Nachbericht zum Vortrag von Johann Bauer am 16.4.24

Am Bärensee, südlich von Kaufbeuren, begann Johann Bauer seine Vortragsreise entlang der „zahmen“ Wertach. Der ist entstanden aus einer Wertachschleife, deren Engstelle wahrscheinlich in den Jahren 1900 bis 1920 durchgebrochen ist. Durch den Aufstau für das Wasserkraftwerk bekam er dann seine charakteristische Form.

Eine Karte der Stadt Kaufbeuren Anfang des 19. Jahrhunderts veranschaulichte die dortigen Wassernutzungen. Sie zeigt das Wehr, mit welchem der Mühlbach von der Wertach abgeleitet wird, seinen Verlauf und seine Rückführung in den Fluss. Die Kaufbeurer Mühlen und die Textilfärbereien brauchten eine verlässliche Wasserversorgung.

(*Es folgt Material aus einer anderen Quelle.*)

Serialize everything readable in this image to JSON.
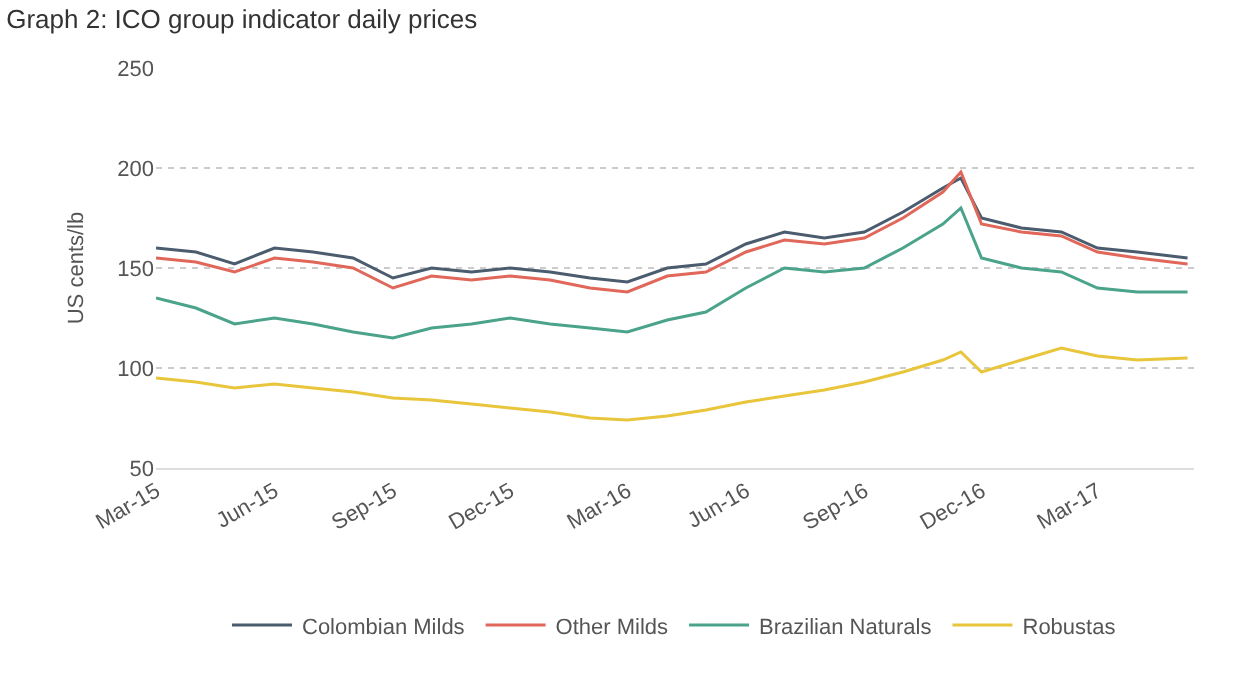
{
  "chart_data": {
    "type": "line",
    "title": "Graph 2: ICO group indicator daily prices",
    "ylabel": "US cents/lb",
    "x": [
      "2015-03-01",
      "2015-04-01",
      "2015-05-01",
      "2015-06-01",
      "2015-07-01",
      "2015-08-01",
      "2015-09-01",
      "2015-10-01",
      "2015-11-01",
      "2015-12-01",
      "2016-01-01",
      "2016-02-01",
      "2016-03-01",
      "2016-04-01",
      "2016-05-01",
      "2016-06-01",
      "2016-07-01",
      "2016-08-01",
      "2016-09-01",
      "2016-10-01",
      "2016-11-01",
      "2016-11-15",
      "2016-12-01",
      "2017-01-01",
      "2017-02-01",
      "2017-03-01",
      "2017-04-01",
      "2017-05-10"
    ],
    "series": [
      {
        "name": "Colombian Milds",
        "color": "#4a5c6e",
        "values": [
          160,
          158,
          152,
          160,
          158,
          155,
          145,
          150,
          148,
          150,
          148,
          145,
          143,
          150,
          152,
          162,
          168,
          165,
          168,
          178,
          190,
          195,
          175,
          170,
          168,
          160,
          158,
          155
        ]
      },
      {
        "name": "Other Milds",
        "color": "#e0675a",
        "values": [
          155,
          153,
          148,
          155,
          153,
          150,
          140,
          146,
          144,
          146,
          144,
          140,
          138,
          146,
          148,
          158,
          164,
          162,
          165,
          175,
          188,
          198,
          172,
          168,
          166,
          158,
          155,
          152
        ]
      },
      {
        "name": "Brazilian Naturals",
        "color": "#4aa38a",
        "values": [
          135,
          130,
          122,
          125,
          122,
          118,
          115,
          120,
          122,
          125,
          122,
          120,
          118,
          124,
          128,
          140,
          150,
          148,
          150,
          160,
          172,
          180,
          155,
          150,
          148,
          140,
          138,
          138
        ]
      },
      {
        "name": "Robustas",
        "color": "#e8c53a",
        "values": [
          95,
          93,
          90,
          92,
          90,
          88,
          85,
          84,
          82,
          80,
          78,
          75,
          74,
          76,
          79,
          83,
          86,
          89,
          93,
          98,
          104,
          108,
          98,
          104,
          110,
          106,
          104,
          105
        ]
      }
    ],
    "xlim": [
      "2015-03-01",
      "2017-05-15"
    ],
    "xticks": [
      {
        "value": "2015-03-01",
        "label": "Mar-15"
      },
      {
        "value": "2015-06-01",
        "label": "Jun-15"
      },
      {
        "value": "2015-09-01",
        "label": "Sep-15"
      },
      {
        "value": "2015-12-01",
        "label": "Dec-15"
      },
      {
        "value": "2016-03-01",
        "label": "Mar-16"
      },
      {
        "value": "2016-06-01",
        "label": "Jun-16"
      },
      {
        "value": "2016-09-01",
        "label": "Sep-16"
      },
      {
        "value": "2016-12-01",
        "label": "Dec-16"
      },
      {
        "value": "2017-03-01",
        "label": "Mar-17"
      }
    ],
    "ylim": [
      50,
      250
    ],
    "yticks": [
      50,
      100,
      150,
      200,
      250
    ],
    "grid": "y",
    "legend": "bottom",
    "marker": "none",
    "line_style": "solid"
  }
}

Deshalb wurde der künstliche „Mühlbach“ angelegt, der unabhängig von Niedrig- oder Hochwasser an der Wertach oder von Änderungen im Flusslauf für einen gleichmäßigen Wasserstand sorgte. Doch woher kommt das Wasser des Jordanparkes, der weder am Mühlbach noch an der Wertach liegt? „Ein Kaufbeurer Student hat das in seiner Diplomarbeit untersucht und herausgefunden, dass das Wasser vom Apfeltranger Feld stammt, wo der Fliegerhorst liegt. Es versickert vollständig und kommt im Park zu Tage“, wusste Bauer.

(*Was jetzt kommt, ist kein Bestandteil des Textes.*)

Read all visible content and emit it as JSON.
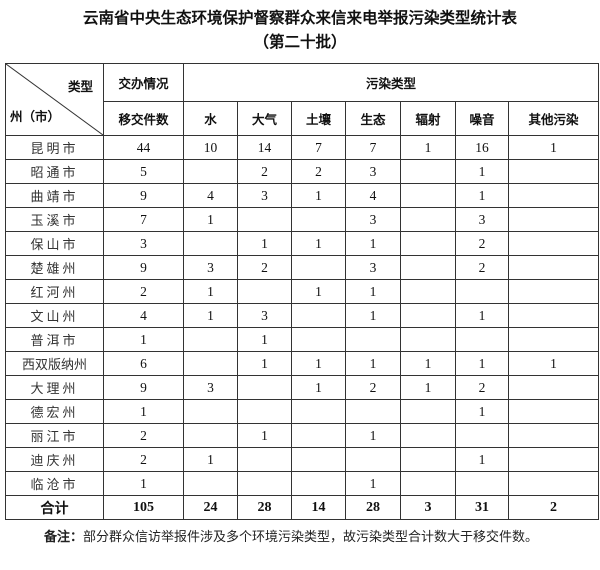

Im weiteren Verlauf des Flusses wechseln sich Stauseen und Auwälder ab. Immer wieder stellte Johann Bauer alte und neue Karten des Wertachverlaufs gegenüber und zeigte die Veränderungen auf. Auch an den Talhängen hat sich viel geändert: Hatte er als Student am Leinauer Hang noch umfangreiche Vorkommen von Traubenhyazinthen und Küchenschellen gefunden sowie die seltene Kalkaster, so sei davon heute fast nichts mehr übrig. Auf der gegenüberliegenden Talseite, in einer Lehmgrube, werden in einer Lehmgrube seit den 60er Jahren Fossilien gefunden, zuletzt der Frühmensch Udo. Früher war da ein Biotop der Urwertach, so Bauer.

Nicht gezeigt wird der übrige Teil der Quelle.